Aryan Nations Is Recruiting In Oregon Goal Is To Have `Thousands’ Of Converts In Quest For White `Homeland’
In its drive to make the Pacific Northwest a “homeland” for whites, the supremacist group Aryan Nations has launched an Oregon recruiting drive based in Josephine County.
A meeting of white supremacist groups is scheduled for an undisclosed location in Grants Pass Saturday, the Grants Pass Daily Courier reported.
“Our goal is to have a strong organization of thousands in Oregon. Not hundreds, but thousands,” Tim Bishop, an Aryan Nations staff leader, told the newspaper from the group’s headquarters in Hayden Lake, Idaho.

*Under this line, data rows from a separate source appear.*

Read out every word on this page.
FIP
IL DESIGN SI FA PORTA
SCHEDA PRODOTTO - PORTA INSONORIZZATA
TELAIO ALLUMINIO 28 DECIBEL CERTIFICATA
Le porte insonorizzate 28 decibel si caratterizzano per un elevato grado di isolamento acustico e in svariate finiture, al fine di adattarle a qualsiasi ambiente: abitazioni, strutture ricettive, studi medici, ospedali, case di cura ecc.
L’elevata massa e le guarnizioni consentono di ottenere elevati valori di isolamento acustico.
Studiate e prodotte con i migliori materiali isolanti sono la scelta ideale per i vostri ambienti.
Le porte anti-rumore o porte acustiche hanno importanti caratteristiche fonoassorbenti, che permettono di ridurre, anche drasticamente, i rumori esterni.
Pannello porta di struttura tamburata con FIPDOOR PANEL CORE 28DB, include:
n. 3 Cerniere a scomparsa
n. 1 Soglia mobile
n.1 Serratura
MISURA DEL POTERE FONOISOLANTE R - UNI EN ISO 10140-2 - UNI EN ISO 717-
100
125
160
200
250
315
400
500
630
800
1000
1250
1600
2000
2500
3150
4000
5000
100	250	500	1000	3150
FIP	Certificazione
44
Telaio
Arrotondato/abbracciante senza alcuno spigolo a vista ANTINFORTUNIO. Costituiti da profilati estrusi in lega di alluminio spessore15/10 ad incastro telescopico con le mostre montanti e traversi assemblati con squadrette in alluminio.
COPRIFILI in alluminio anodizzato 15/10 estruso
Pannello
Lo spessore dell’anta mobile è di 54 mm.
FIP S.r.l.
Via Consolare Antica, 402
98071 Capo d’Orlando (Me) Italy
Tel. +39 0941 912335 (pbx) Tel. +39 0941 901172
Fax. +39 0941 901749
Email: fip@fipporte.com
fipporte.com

The state leader in Oregon is Dennis L. Hilligoss, who reportedly moved to the southern Oregon town of Merlin with his family early last year from Southern California.
Hilligoss said his recruiting efforts in southern Oregon “are going quite well,” but referred all further questions to Bishop.
Bishop said Aryan Nations is just a church, and added, “We have nothing to hide.”
Still, he said the Feb. 25 Grants Pass gathering is closed to the media and would not disclose the meeting site.
Bishop estimated the group’s Oregon membership is in “the hundreds.” The group aims to establish an all-white “homeland” covering Oregon, Montana, Washington, Idaho and Wyoming, he said.
There are also several other supremacist groups in Oregon, Bishop said, but he would not name them.
“We work like glue to pull all these organizations together,” he said, “just like the civil rights movement of the ‘60s.”
Bishop, 37, compares his group’s Oregon recruiting effort to ones to save the spotted owl.
“It needed a territory imperative to survive. Well, the white people need a territory imperative also to survive,” he said, adding that blacks, Asians and “brown people” each have their own “national state,” but that white people don’t.
“There’s no such thing as racism when you only have one race in that state,” he said.
Area police say they are worried about the Aryan Nations’ presence in the Rogue Valley and fear the group may be violent. Bishop bristled at the suggestion, insisting the group is law-abiding.
“Put it this way: If a white woman and black man are walking down the street, it makes me sick,” he said. “But those two people are not worth going to prison over.”
However, he added, “If we are out putting out our word and obeying the law and spreading the word and witnessing for our Christian beliefs and values and are attacked, then by all means we’ll defend ourselves.”